Options for moving out of my parents' home doing my head in
Posted 16 March 2012 - 03:30 PM
First post and a bit heavy but I need some opinions. Been going out of my mind about this the last couple of weeks, not sleeping normally, constantly stressed and distracted, can't focus on doing anything.
I'm 33 with the diagnosis of paranoid schizophrenia since 1999. Been relatively stable on meds since 2000 but have struggled to hold down a job and =have never been able to afford moving out of my parents' house, something which has been the bane of my existence for a long time. I don't have a great relationship with my folks and have been craving independence for far too long.
Recently my parents have offered to buy me a flat/small house (they are quite wealthy themselves), which initially seemed like good news. The daily suicidal thoughts disappeared as I started to imagine my new life. However the good vibes quickly changed to a rollercoaster of conflicting emotions as I struggled to come to terms with various factors I am not at all comfortable with in this arrangement. It's got to the point today that my mother is despairing as I can't be bothered to muster any enthusiasm for the further viewings we have lined up for tomorrow. I have spent the whole day arsing around on the 'net - cannot bring myself to do the necessary research and make the necessary phonecalls that we agreed I would.
I will list the problems:
- Guilt about having a place bought for me. How will I be able to look people in the eye having been gifted something like 140k?

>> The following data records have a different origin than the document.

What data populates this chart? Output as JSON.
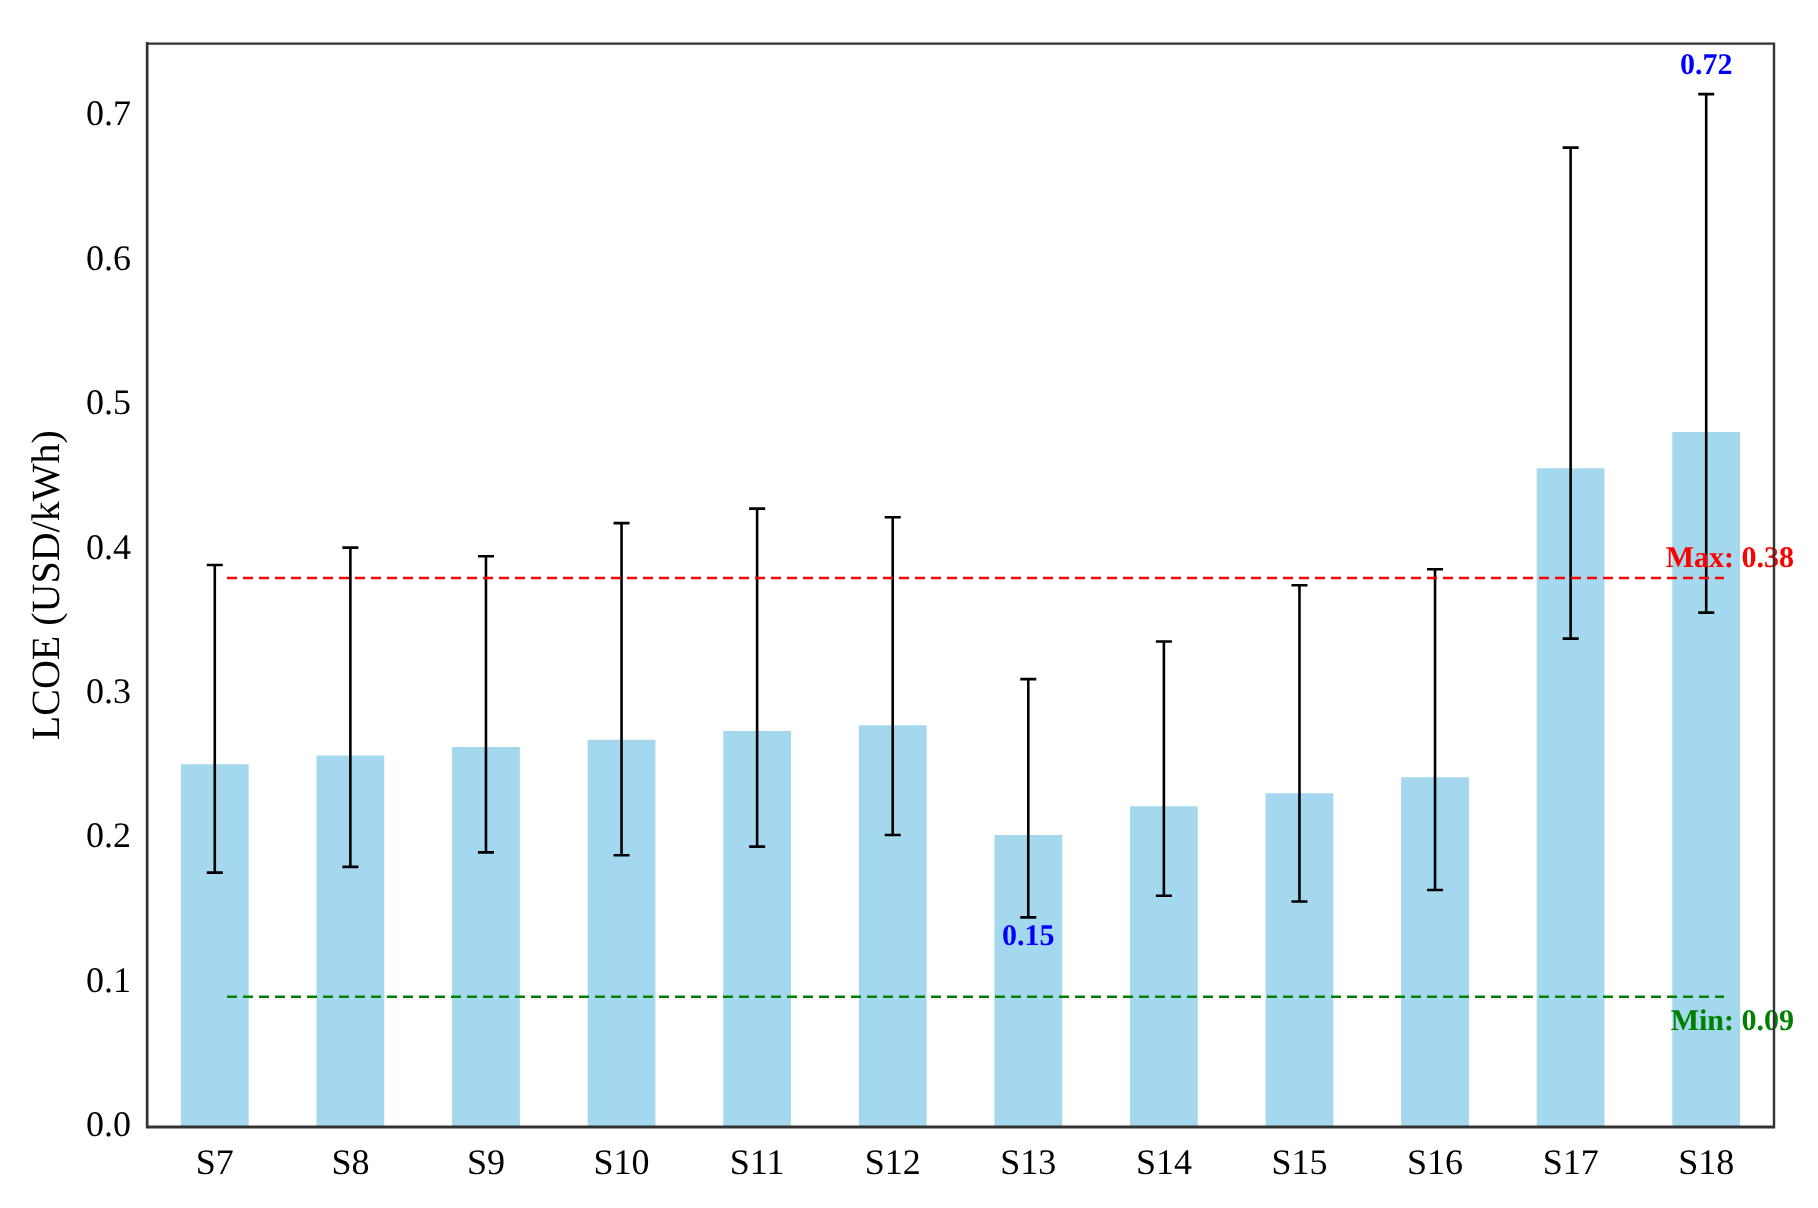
{
  "chart_data": {
    "type": "bar",
    "ylabel": "LCOE (USD/kWh)",
    "categories": [
      "S7",
      "S8",
      "S9",
      "S10",
      "S11",
      "S12",
      "S13",
      "S14",
      "S15",
      "S16",
      "S17",
      "S18"
    ],
    "values": [
      0.251,
      0.257,
      0.263,
      0.268,
      0.274,
      0.278,
      0.202,
      0.222,
      0.231,
      0.242,
      0.456,
      0.481
    ],
    "errors": [
      [
        0.176,
        0.389
      ],
      [
        0.18,
        0.401
      ],
      [
        0.19,
        0.395
      ],
      [
        0.188,
        0.418
      ],
      [
        0.194,
        0.428
      ],
      [
        0.202,
        0.422
      ],
      [
        0.145,
        0.31
      ],
      [
        0.16,
        0.336
      ],
      [
        0.156,
        0.375
      ],
      [
        0.164,
        0.386
      ],
      [
        0.338,
        0.678
      ],
      [
        0.356,
        0.715
      ]
    ],
    "color": "#a3d8ee",
    "ylim": [
      0,
      0.75
    ],
    "yticks": [
      {
        "value": 0,
        "label": "0.0"
      },
      0.1,
      0.2,
      0.3,
      0.4,
      0.5,
      0.6,
      0.7
    ],
    "grid": false,
    "legend": false,
    "ref_lines": [
      {
        "axis": "y",
        "value": 0.38,
        "label": "Max: 0.38",
        "color": "#ff0000",
        "line_style": "dashed"
      },
      {
        "axis": "y",
        "value": 0.09,
        "label": "Min: 0.09",
        "color": "#008000",
        "line_style": "dashed"
      }
    ],
    "annotations": [
      {
        "text": "0.72",
        "x": "S18",
        "y": 0.72
      },
      {
        "text": "0.15",
        "x": "S13",
        "y": 0.15
      }
    ]
  }
}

- It will not belong to me, at least initially. My parents will have a key and right of entry, and a say in everything to do with "my" place. I'll have less independence than if I was renting privately. Not good psychologically. And it could go on indefinitely.
- Going to viewings (we have seen 24 different places so far) with my mother has been mentally draining. We hardly agree on anything and every other word she utters is either a critique of what I am saying or a condescending dismissal of my views. In turn I get impatient with her and we bicker constantly. It's come to the point where just hearing her voice feels like getting hit round the head.
- While the house belongs to my parents (could be several years) they want me to apply for and pay them the maximum amount of housing benefit for the area. This just seems like out and out legal fraud. Pure greed at the expense of the taxpayer. I already receive ESA and DLA at the lowest rate, but this seems beyond the pale. A quick google for people in similar situations reveals a wealth of righteous hate from ordinary people footing the bill for what is arguably a scam.
- I am not sure I have any alternative but to go along with the scheme. Living here with my parents is not possible any more - I think I will end up killing myself if I do. However I'm not strong enough to cope with the many downsides of social housing, am not sure I'd even qualify and in any case would be talked out of it by my overbearing parents, who have had a say in pretty much everything in my life.
I'd like to run away but with £400 left of my overdraft that's a pretty stupid idea.
Sorry for length. Any ideas here?
Posted 16 March 2012 - 07:39 PM
I rented a terrace from my mother from 2003 to 2007, personally I preferred it compared to my situation now where I get inspected from the lettings agent every three to six months, got to hide all the smoking paraphernalia and the dog bowl and bed, and the dog of course! Stress . It really depends on your relationship though I suppose.
I know viewings are really stressful, I couldn't cope, personally I wouldn't look a gift horse in the mouth, I'd snap their hand off at the first decent place. I'm similar to you, 30yo diagnosed with paranoid schizophrenia in 2000, my mental health is much better since having my own space.
Go easy on yourself and screw what the taxpayers think, I'd swap schizophrenia with them any day.
Posted 16 March 2012 - 10:14 PM
I live in my own little world. But it's OK, everyone knows me here.